As someone who is on the whole admiring of Margaret Thatcher, I was not in the least bothered that many of the artists were plainly antagonistic towards her. A bit of venom can bring a work to life, and were I Lady Thatcher I would prefer to be remembered in my guise as a Spitting Image puppet than as that lifeless lump of white marble, headless or otherwise. In this exhibition what disappointed me would have disappointed friend and foe alike: the failure, while depicting the external Thatcher, to get a handle on what lay within.

Indeed the exhibition is well worth visiting for that observation alone. Here is a pivotal figure in 20th-century Western history, now so universally acknowledged as important that our personal opinions of her take second place to our respect for an overwhelming historical fact, and who begins to inspire exhibitions, books and three-part television documentaries before she has even departed the stage; upon whose inner self and interior life it is proving remarkably difficult for either history or art to get any kind of a grip. Nothing we seem able to see about her as a private individual sheds much light on her public greatness.

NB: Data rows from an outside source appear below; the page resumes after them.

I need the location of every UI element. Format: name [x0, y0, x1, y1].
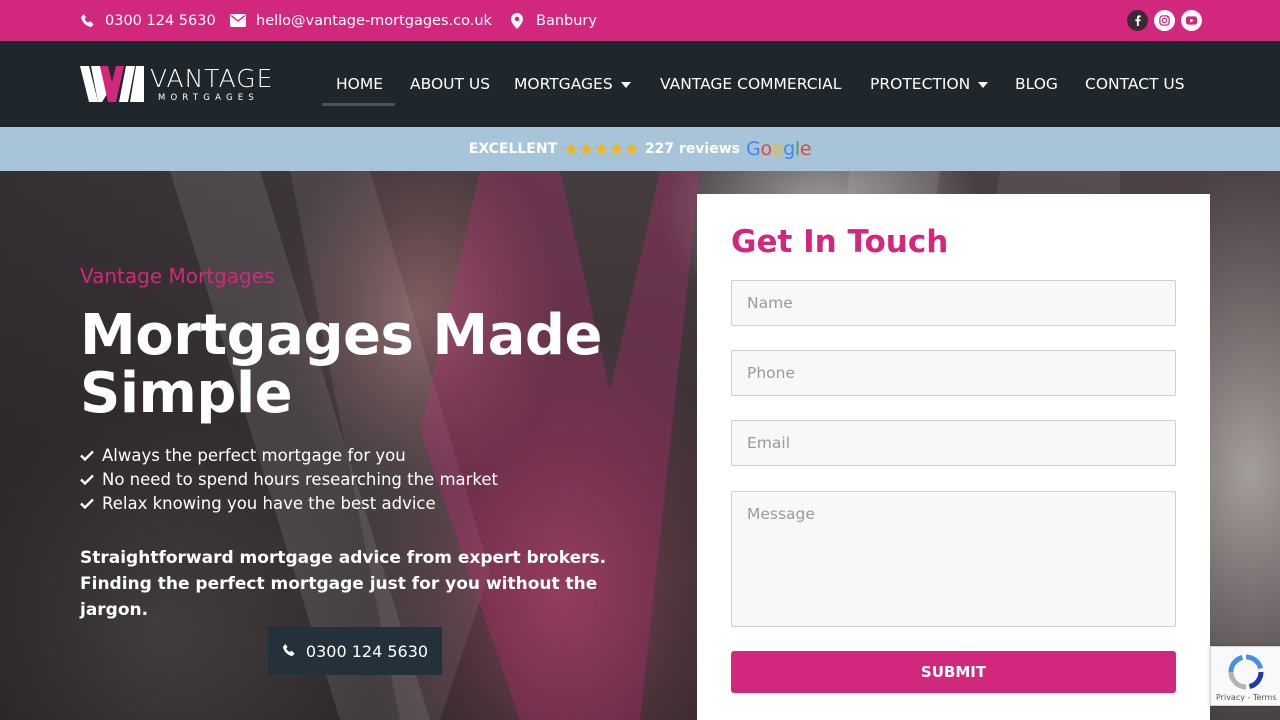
nav-vantage-commercial[interactable]: VANTAGE COMMERCIAL [660, 41, 841, 127]
nav-blog[interactable]: BLOG [1015, 41, 1058, 127]
logo-wordmark: VANTAGE MORTGAGES [150, 66, 273, 103]
nav-protection-label: PROTECTION [870, 75, 971, 93]
nav-about-us-label: ABOUT US [410, 75, 491, 93]
google-reviews-bar[interactable]: EXCELLENT ★★★★★ 227 reviews Google [0, 127, 1280, 171]
list-item: Always the perfect mortgage for you [80, 443, 498, 467]
nav-home-label: HOME [336, 75, 384, 93]
vantage-logo[interactable]: VANTAGE MORTGAGES [80, 65, 273, 103]
hero-benefits-list: Always the perfect mortgage for you No n… [80, 443, 498, 515]
benefit-text: Always the perfect mortgage for you [102, 445, 406, 465]
topbar-phone-text: 0300 124 5630 [105, 12, 216, 29]
recaptcha-links[interactable]: Privacy - Terms [1216, 693, 1277, 702]
phone-field[interactable] [731, 350, 1176, 396]
nav-mortgages-label: MORTGAGES [514, 75, 613, 93]
logo-main-text: VANTAGE [150, 63, 274, 93]
hero-eyebrow: Vantage Mortgages [80, 264, 275, 288]
map-marker-icon [511, 12, 523, 29]
topbar-email-text: hello@vantage-mortgages.co.uk [256, 12, 492, 29]
logo-sub-text: MORTGAGES [158, 92, 259, 103]
check-icon [80, 470, 94, 489]
nav-active-indicator [322, 103, 395, 106]
hero-title: Mortgages Made Simple [80, 303, 602, 426]
chevron-down-icon [620, 81, 631, 88]
call-button[interactable]: 0300 124 5630 [268, 627, 442, 675]
nav-blog-label: BLOG [1015, 75, 1058, 93]
nav-home[interactable]: HOME [336, 41, 383, 127]
vantage-logo-mark-icon [80, 66, 144, 102]
form-title: Get In Touch [731, 224, 949, 260]
nav-mortgages[interactable]: MORTGAGES [514, 41, 631, 127]
email-field[interactable] [731, 420, 1176, 466]
review-count: 227 reviews [644, 141, 740, 157]
contact-form-card: Get In Touch SUBMIT [697, 194, 1210, 720]
name-field[interactable] [731, 280, 1176, 326]
recaptcha-badge[interactable]: Privacy - Terms [1210, 646, 1280, 706]
check-icon [80, 494, 94, 513]
benefit-text: Relax knowing you have the best advice [102, 493, 436, 513]
list-item: No need to spend hours researching the m… [80, 467, 498, 491]
envelope-icon [230, 14, 246, 27]
top-contact-bar: 0300 124 5630 hello@vantage-mortgages.co… [0, 0, 1280, 41]
check-icon [80, 446, 94, 465]
call-button-label: 0300 124 5630 [305, 641, 429, 661]
phone-icon [80, 13, 95, 28]
topbar-email[interactable]: hello@vantage-mortgages.co.uk [230, 0, 492, 41]
recaptcha-icon [1228, 654, 1264, 690]
nav-protection[interactable]: PROTECTION [870, 41, 989, 127]
nav-contact-us-label: CONTACT US [1085, 75, 1185, 93]
topbar-phone[interactable]: 0300 124 5630 [80, 0, 216, 41]
topbar-location: Banbury [511, 0, 597, 41]
topbar-location-text: Banbury [536, 12, 597, 29]
list-item: Relax knowing you have the best advice [80, 491, 498, 515]
chevron-down-icon [978, 81, 989, 88]
benefit-text: No need to spend hours researching the m… [102, 469, 499, 489]
phone-icon [282, 642, 296, 661]
main-navigation: VANTAGE MORTGAGES HOME ABOUT US MORTGAGE… [0, 41, 1280, 127]
star-rating-icon: ★★★★★ [563, 138, 640, 160]
nav-vantage-commercial-label: VANTAGE COMMERCIAL [660, 75, 842, 93]
youtube-icon[interactable] [1181, 10, 1202, 31]
instagram-icon[interactable] [1154, 10, 1175, 31]
google-logo: Google [746, 138, 812, 160]
review-rating-label: EXCELLENT [468, 141, 558, 157]
message-field[interactable] [731, 491, 1176, 627]
nav-contact-us[interactable]: CONTACT US [1085, 41, 1185, 127]
submit-button[interactable]: SUBMIT [731, 651, 1176, 693]
facebook-icon[interactable] [1127, 10, 1148, 31]
nav-about-us[interactable]: ABOUT US [410, 41, 490, 127]
hero-description: Straightforward mortgage advice from exp… [80, 548, 607, 620]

Snapshots are attempted from every angle, but the pictures keep coming out dull. Perhaps there is nothing more to be said.

Just one exhibit in this collection suggests otherwise, and I would make the journey to the Blue Gallery for that alone. Paul Graham's giant photograph, entitled '8 April, 2002' is stunning. The portrait is about ten feet high and twice as high as wide, but most of it is black. Lady Thatcher occupies only the lower part of the composition, whose bottom frame chops her off so that only head and torso appear: she has obviously been snapped while walking, and snapped unawares, for she is not looking at us. She is wearing black – uncharacteristically, but this was around the time of the late Queen Mother's death. The overwhelming colour is black, but her face is pale and has the soft, delicate paperiness of old age. She looks a little stooped. Her glance gives little away beyond exhaustion – and inner strength. The portrait has a sadness about it, but it is not demeaning and she is not undignified. In a way, this is a picture of a magnificent ruin.

The viewer has absolutely no clue as to what she is thinking, what she is remembering, or whether she is thinking or remembering at all. Her expression is inscrutable – or empty.

If I had £10,000 I would buy this picture, but, as it was, I could only stand and stare. It is the best and perhaps the last study of Margaret Thatcher as former empress that will ever appear. In time it will become a feature of books and articles illustrating her later years, and for as long as she is remembered it will be associated with her.

And what is so very poignant is that, were she to visit the exhibition, that photograph would say nothing to her. 'Well, dear,' she would say. 'I don't much care for that. No colour. Perfectly miserable. Makes me look a wreck. And where are my legs? He pointed the camera wrong. Why didn't he ask me to pose?'

And she would move on, reaching, perhaps, for a giant handkerchief with which to cover some of the smaller exhibits.

Thatcher: An Exhibition of New Contemporary Art is at the Blue Gallery, 15 Great Sutton St, London EC1, until 17 May.

Matthew Parris is a political columnist of the Times.